In conjunction with Christ's parousia, Paul mentions "our gathering to him":

[2Th 2:1 NLT] 1 Now, dear brothers and sisters, let us clarify some things about the coming [parousia] of our Lord Jesus Christ and how we will be gathered to meet him.

Paul describes the order of the rapture of the saints in two steps:

[1Th 4:13-18 KJV] 13 But I would not have you to be ignorant, brethren, concerning them which are asleep, that ye sorrow not, even as others which have no hope. 14 For if we believe that Jesus died and rose again, even so them also which sleep in Jesus will God bring with him. 15 For this we say unto you by the word of the Lord, that we which are alive [and] remain unto the coming of the Lord shall not prevent [IE: "precede"] them which are asleep. 16 For the Lord himself shall descend from heaven with a shout, with the voice of the archangel, and with the trump of God: and the dead in Christ shall rise first: 17 Then we which are alive [and] remain shall be caught up together with them in the clouds, to meet the Lord in the air: and so shall we ever be with the Lord. 18 Wherefore comfort one another with these words.

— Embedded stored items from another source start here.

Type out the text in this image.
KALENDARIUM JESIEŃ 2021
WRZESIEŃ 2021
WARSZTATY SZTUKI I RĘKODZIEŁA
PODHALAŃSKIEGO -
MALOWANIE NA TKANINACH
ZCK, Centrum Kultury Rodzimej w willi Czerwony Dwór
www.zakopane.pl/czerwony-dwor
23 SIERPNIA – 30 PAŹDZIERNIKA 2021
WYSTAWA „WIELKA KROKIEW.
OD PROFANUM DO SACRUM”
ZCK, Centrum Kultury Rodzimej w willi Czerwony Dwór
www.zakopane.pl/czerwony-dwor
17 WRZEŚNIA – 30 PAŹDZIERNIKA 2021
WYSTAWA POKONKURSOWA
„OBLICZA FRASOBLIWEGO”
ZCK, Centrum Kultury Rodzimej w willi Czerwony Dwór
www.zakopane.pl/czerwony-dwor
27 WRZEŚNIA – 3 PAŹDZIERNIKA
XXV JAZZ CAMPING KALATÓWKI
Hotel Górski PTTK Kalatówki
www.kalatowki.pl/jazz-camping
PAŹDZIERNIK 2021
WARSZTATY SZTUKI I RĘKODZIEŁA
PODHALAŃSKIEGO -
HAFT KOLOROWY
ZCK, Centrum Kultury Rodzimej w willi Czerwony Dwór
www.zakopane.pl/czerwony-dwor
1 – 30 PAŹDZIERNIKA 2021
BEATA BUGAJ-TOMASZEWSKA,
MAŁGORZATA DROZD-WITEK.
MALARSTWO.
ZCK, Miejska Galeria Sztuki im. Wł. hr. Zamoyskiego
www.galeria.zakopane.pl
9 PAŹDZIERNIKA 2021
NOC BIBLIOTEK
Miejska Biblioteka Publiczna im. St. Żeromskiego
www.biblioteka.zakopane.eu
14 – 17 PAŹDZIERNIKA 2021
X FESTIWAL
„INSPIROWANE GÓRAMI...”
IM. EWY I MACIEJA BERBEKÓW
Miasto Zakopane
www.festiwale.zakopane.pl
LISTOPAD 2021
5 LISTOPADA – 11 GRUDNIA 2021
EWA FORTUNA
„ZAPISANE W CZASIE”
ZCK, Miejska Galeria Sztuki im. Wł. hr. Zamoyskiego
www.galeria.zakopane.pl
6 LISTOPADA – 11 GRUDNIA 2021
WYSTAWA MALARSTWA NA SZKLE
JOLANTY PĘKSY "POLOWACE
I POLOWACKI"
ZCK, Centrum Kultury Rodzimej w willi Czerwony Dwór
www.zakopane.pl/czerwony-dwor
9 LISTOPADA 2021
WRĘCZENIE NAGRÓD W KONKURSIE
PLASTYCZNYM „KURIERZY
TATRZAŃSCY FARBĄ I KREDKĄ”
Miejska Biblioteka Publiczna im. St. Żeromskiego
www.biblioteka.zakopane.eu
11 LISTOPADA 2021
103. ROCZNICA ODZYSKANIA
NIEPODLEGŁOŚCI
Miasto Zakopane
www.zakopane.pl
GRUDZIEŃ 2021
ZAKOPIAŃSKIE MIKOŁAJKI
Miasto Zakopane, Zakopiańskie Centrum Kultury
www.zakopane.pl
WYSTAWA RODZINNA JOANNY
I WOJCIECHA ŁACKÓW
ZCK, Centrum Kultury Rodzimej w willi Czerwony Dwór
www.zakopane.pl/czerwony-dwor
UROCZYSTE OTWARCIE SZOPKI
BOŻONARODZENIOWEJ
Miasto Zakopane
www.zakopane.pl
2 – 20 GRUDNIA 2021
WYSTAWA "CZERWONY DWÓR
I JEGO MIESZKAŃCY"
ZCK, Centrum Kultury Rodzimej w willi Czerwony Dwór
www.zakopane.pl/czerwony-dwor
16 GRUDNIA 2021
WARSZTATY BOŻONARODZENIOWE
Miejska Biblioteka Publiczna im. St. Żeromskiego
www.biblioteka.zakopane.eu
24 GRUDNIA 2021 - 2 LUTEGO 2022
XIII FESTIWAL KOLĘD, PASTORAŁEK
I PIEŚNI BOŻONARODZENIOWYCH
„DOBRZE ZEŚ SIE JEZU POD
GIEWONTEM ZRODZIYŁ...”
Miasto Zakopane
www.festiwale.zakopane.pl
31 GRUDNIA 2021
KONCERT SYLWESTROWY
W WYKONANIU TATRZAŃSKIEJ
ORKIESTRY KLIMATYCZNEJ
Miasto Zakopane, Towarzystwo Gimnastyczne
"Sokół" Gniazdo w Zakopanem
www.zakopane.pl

So when the messiah and his army appear in the sky above Jerusalem the dead in Christ will be awakened by a Shofar call to war:

[Zec 9:14 NASB] 14 Then the LORD will appear over them, And His arrow will go forth like lightning; And the Lord GOD will blow the trumpet, And will march in the storm winds of the south.

Those found worthy at his arrival join him in battle:

[Rev 17:14 KJV] 14 These shall make war with the Lamb, and the Lamb shall overcome them: for he is Lord of lords, and King of kings: and they that are with him [are] called, and chosen, and faithful.